22. November 2008

Hartz IV und ich


Als ich 1990 arbeitslos wurde, habe ich nicht im Traum daran gedacht, dass ich es achtzehn Jahre später immer noch sein würde. Trotz intensiver Suche und mehrerer Fortbildungen hatte kein Arbeitgeber Interesse an mir. Auf Nachfrage wurde mir in Einzelfällen sogar gesagt, ich sei überqualifiziert. Über einen längeren Zeitraum habe ich die Zahl meiner Absagen nachgehalten und bei etwa 2.000 Absagen aufgehört. Ich wollte mir einfach nicht mehr das Leid antun, mein berufliches Aus auch noch quantitativ zu erfassen. Es war seinerzeit schon schlimm genug für mich, dass weder meine Fähigkeiten noch sonstigen Qualifikationen in der Berufswelt bedeutend waren.

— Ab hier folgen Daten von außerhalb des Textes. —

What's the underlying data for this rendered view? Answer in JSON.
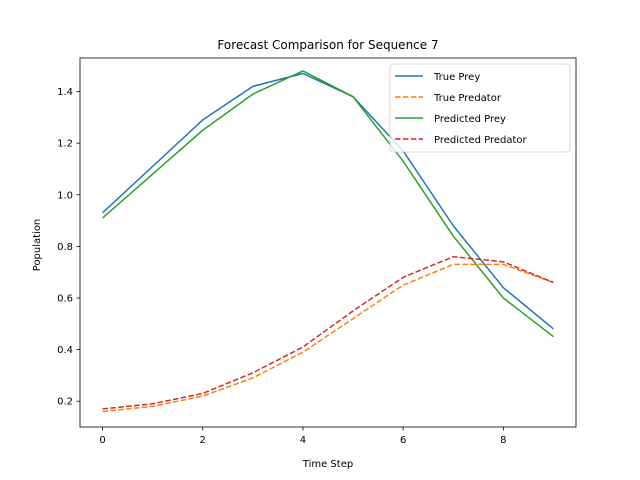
{
  "chart_data": {
    "type": "line",
    "title": "Forecast Comparison for Sequence 7",
    "xlabel": "Time Step",
    "ylabel": "Population",
    "x": [
      0,
      1,
      2,
      3,
      4,
      5,
      6,
      7,
      8,
      9
    ],
    "xlim": [
      -0.45,
      9.45
    ],
    "ylim": [
      0.1,
      1.53
    ],
    "xticks": [
      0,
      2,
      4,
      6,
      8
    ],
    "yticks": [
      0.2,
      0.4,
      0.6,
      0.8,
      1.0,
      1.2,
      1.4
    ],
    "ytick_labels": [
      "0.2",
      "0.4",
      "0.6",
      "0.8",
      "1.0",
      "1.2",
      "1.4"
    ],
    "grid": false,
    "legend_position": "top-right",
    "series": [
      {
        "name": "True Prey",
        "color": "#1f77b4",
        "dash": "solid",
        "values": [
          0.93,
          1.11,
          1.29,
          1.42,
          1.47,
          1.38,
          1.17,
          0.88,
          0.64,
          0.48
        ]
      },
      {
        "name": "True Predator",
        "color": "#ff7f0e",
        "dash": "dashed",
        "values": [
          0.16,
          0.18,
          0.22,
          0.29,
          0.39,
          0.52,
          0.65,
          0.73,
          0.73,
          0.66
        ]
      },
      {
        "name": "Predicted Prey",
        "color": "#2ca02c",
        "dash": "solid",
        "values": [
          0.91,
          1.08,
          1.25,
          1.39,
          1.48,
          1.38,
          1.13,
          0.84,
          0.6,
          0.45
        ]
      },
      {
        "name": "Predicted Predator",
        "color": "#d62728",
        "dash": "dashed",
        "values": [
          0.17,
          0.19,
          0.23,
          0.31,
          0.41,
          0.55,
          0.68,
          0.76,
          0.74,
          0.66
        ]
      }
    ]
  }
}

Doch ich wollte und konnte nicht aufgeben und habe weiter gesucht, obwohl mir zu jener Zeit schon klar war, dass Arbeitgeber Menschen mit meinen beruflichen und persönlichen Qualitäten gar nicht wollen. Doch ich war auch immer davon überzeugt, dass diese Kritik nicht auf alle Arbeitgeber anwendbar ist. Und so habe ich nichtsdestotrotz weiter gesucht und gekämpft. Ich habe mir diese Suche nie leicht gemacht und bin immer in der Initiative geblieben. So habe ich schätzungsweise etwa 40 % Prozent meiner Bewerbungen auf Grund von Stellenangeboten geschrieben und für die restlichen 60 % habe ich mir überlegt, wo ich mich mit meinen Kenntnissen und Fähigkeiten bewerben könnte.

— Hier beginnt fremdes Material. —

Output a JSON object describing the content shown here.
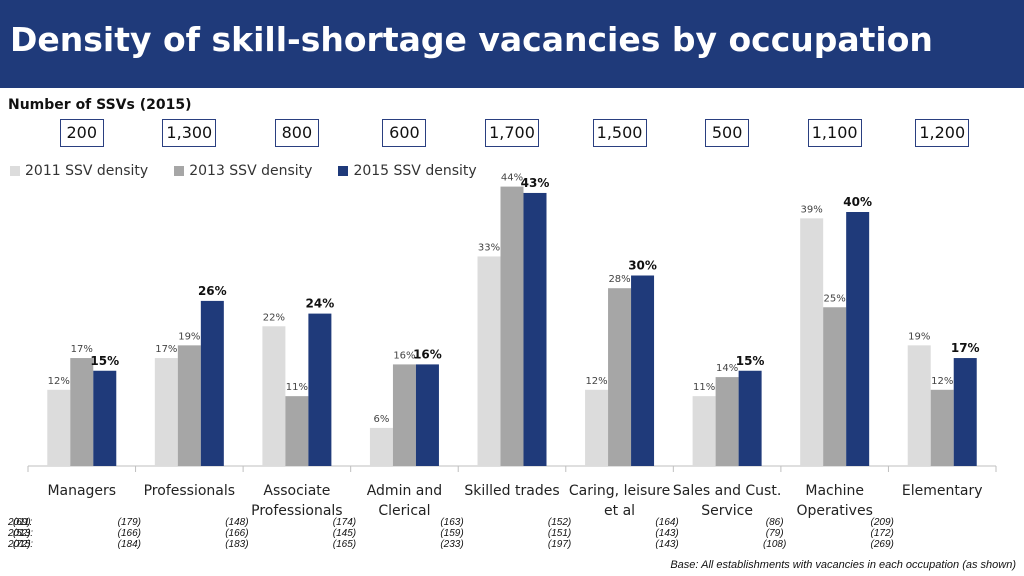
{
  "title": "Density of skill-shortage vacancies by occupation",
  "subtitle": "Number of SSVs (2015)",
  "ssv_counts": [
    "200",
    "1,300",
    "800",
    "600",
    "1,700",
    "1,500",
    "500",
    "1,100",
    "1,200"
  ],
  "base_note": "Base: All establishments with vacancies in each occupation (as shown)",
  "colors": {
    "header": "#1f3a7a",
    "s2011": "#dcdcdc",
    "s2013": "#a6a6a6",
    "s2015": "#1f3a7a"
  },
  "bases": {
    "row_labels": [
      "2011:",
      "2013:",
      "2015:"
    ],
    "values": [
      [
        "(69)",
        "(52)",
        "(72)"
      ],
      [
        "(179)",
        "(166)",
        "(184)"
      ],
      [
        "(148)",
        "(166)",
        "(183)"
      ],
      [
        "(174)",
        "(145)",
        "(165)"
      ],
      [
        "(163)",
        "(159)",
        "(233)"
      ],
      [
        "(152)",
        "(151)",
        "(197)"
      ],
      [
        "(164)",
        "(143)",
        "(143)"
      ],
      [
        "(86)",
        "(79)",
        "(108)"
      ],
      [
        "(209)",
        "(172)",
        "(269)"
      ]
    ]
  },
  "chart_data": {
    "type": "bar",
    "categories": [
      "Managers",
      "Professionals",
      "Associate Professionals",
      "Admin and Clerical",
      "Skilled trades",
      "Caring, leisure et al",
      "Sales and Cust. Service",
      "Machine Operatives",
      "Elementary"
    ],
    "category_lines": [
      [
        "Managers"
      ],
      [
        "Professionals"
      ],
      [
        "Associate",
        "Professionals"
      ],
      [
        "Admin and",
        "Clerical"
      ],
      [
        "Skilled trades"
      ],
      [
        "Caring, leisure",
        "et al"
      ],
      [
        "Sales and Cust.",
        "Service"
      ],
      [
        "Machine",
        "Operatives"
      ],
      [
        "Elementary"
      ]
    ],
    "series": [
      {
        "name": "2011 SSV density",
        "values": [
          12,
          17,
          22,
          6,
          33,
          12,
          11,
          39,
          19
        ]
      },
      {
        "name": "2013 SSV density",
        "values": [
          17,
          19,
          11,
          16,
          44,
          28,
          14,
          25,
          12
        ]
      },
      {
        "name": "2015 SSV density",
        "values": [
          15,
          26,
          24,
          16,
          43,
          30,
          15,
          40,
          17
        ]
      }
    ],
    "value_suffix": "%",
    "ylim": [
      0,
      44
    ],
    "legend_position": "top-left",
    "grid": false
  }
}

Keine Bewerbung habe ich "einfach mal so" geschrieben, weil jede Bewerbung Hoffnung in mir geweckt hat und jede Absage die Enttäuschung gefestigt hat, im Berufsleben nicht mehr gebraucht zu werden. Verstärkt wurden diese negativen Gefühlen noch durch mein Umfeld, das mich immer wieder motiviert hat, meine eigenen Erfahrungen und Ängste nicht ernst zu nehmen und mich weiter zu bewerben. Das ist zweifelsohne eine nicht ganz zulässige Verallgemeinerung, weil die Betroffenen genau so hilflos waren und sind wie ich.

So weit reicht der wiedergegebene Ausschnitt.